Contrary to popular belief, sign language is not a universal language. Like spoken languages, sign languages around the world are different. Gestuno is a former term for the current term, "International Sign Language." Gestuno is to Deaf as Esperanto is to Hearing. It helps Deaf officials, as well as some culturally Deaf individuals, participants, and athletes, communicate with each other at ease at the international-level meetings, conventions, and games.

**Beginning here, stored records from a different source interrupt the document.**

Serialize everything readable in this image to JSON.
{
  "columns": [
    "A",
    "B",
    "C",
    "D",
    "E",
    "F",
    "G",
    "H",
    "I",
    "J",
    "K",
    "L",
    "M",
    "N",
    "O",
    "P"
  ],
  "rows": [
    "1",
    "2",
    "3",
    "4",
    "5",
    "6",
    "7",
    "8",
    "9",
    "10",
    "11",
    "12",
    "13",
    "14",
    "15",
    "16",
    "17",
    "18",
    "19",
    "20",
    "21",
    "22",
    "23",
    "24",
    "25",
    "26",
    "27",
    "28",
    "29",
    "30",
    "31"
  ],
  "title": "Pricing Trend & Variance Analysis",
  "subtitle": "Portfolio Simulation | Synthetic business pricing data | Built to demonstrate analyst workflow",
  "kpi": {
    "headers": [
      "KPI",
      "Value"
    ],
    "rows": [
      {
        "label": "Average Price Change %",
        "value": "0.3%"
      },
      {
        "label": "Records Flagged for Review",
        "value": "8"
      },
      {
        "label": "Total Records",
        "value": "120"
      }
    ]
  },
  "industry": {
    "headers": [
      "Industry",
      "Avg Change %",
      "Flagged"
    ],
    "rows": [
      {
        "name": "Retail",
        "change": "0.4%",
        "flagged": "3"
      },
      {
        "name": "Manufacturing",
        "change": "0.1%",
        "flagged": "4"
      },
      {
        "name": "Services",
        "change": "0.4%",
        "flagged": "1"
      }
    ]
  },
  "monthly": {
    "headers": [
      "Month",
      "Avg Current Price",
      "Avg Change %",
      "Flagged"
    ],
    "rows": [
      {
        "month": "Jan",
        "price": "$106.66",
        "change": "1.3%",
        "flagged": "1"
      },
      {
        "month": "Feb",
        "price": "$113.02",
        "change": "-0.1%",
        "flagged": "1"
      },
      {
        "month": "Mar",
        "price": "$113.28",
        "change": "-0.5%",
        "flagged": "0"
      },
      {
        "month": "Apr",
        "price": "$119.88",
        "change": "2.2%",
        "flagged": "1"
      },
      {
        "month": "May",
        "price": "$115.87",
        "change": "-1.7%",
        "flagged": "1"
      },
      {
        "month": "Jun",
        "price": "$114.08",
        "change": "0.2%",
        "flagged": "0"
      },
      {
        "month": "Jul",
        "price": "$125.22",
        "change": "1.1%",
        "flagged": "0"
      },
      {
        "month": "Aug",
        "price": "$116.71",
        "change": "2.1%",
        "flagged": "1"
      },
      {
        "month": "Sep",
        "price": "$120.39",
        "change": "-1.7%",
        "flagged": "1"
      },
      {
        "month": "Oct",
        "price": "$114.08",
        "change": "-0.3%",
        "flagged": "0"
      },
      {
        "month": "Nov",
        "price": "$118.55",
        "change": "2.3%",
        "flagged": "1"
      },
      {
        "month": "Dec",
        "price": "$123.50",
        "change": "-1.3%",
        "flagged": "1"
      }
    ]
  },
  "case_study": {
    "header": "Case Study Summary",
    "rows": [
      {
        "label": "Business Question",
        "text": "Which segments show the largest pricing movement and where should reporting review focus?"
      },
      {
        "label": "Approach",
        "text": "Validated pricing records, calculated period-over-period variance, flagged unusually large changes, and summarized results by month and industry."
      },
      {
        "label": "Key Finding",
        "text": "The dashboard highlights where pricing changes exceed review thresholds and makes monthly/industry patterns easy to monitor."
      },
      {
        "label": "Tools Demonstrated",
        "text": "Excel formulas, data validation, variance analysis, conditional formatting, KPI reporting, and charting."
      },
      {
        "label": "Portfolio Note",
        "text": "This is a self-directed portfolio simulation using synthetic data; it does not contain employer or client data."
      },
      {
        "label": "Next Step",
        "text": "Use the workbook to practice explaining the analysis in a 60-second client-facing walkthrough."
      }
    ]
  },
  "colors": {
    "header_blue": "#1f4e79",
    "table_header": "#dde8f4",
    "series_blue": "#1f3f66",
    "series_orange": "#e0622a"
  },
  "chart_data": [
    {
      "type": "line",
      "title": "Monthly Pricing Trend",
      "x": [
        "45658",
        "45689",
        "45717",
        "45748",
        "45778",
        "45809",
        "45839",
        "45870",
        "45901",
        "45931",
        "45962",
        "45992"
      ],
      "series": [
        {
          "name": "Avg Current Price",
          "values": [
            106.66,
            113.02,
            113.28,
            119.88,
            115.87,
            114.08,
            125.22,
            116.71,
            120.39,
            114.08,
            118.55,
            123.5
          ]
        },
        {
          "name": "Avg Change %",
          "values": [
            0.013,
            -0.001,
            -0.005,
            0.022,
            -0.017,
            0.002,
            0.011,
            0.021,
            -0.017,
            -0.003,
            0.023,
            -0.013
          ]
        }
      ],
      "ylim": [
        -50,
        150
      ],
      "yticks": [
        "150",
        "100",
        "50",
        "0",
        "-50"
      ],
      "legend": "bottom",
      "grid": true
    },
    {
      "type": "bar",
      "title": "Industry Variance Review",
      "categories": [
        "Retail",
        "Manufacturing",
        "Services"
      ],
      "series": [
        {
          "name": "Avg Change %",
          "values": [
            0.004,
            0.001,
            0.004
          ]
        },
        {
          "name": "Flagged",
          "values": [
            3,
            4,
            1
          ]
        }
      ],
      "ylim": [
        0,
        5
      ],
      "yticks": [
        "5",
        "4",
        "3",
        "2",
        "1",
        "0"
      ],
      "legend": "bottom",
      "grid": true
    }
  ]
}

The "unification" of sign languages was naturally formed at the time of the first Congress constituting the World Federation of the Deaf in 1951 in Rome, Italy. The term Gestuno is an Italian word roughly for "oneness of sign languages". The WFD committee gathered to compile a new dictionary of "Gestuno" to be presented at the 7th Congress of the WFD in 1975 in Washington, D.C.
Gestuno is an artificially devised sign language or a communication system. Its vocabulary is composed of loan words and iconic (onomatopoeic) words, in which a signed word is selected from different sign languages that Deaf people conventionally agreed to use at international events and meetings. The lexicon of International Sign is not permanently conventional. It has been constantly changing over periods of time.
The term "Gestuno" became obsolete and the current term "International Sign" or "International Sign Language" has become a common use in English.
Gestuno: International Sign Language of the Deaf. Published for the World Federation of the Deaf by The British Deaf Association. 1975.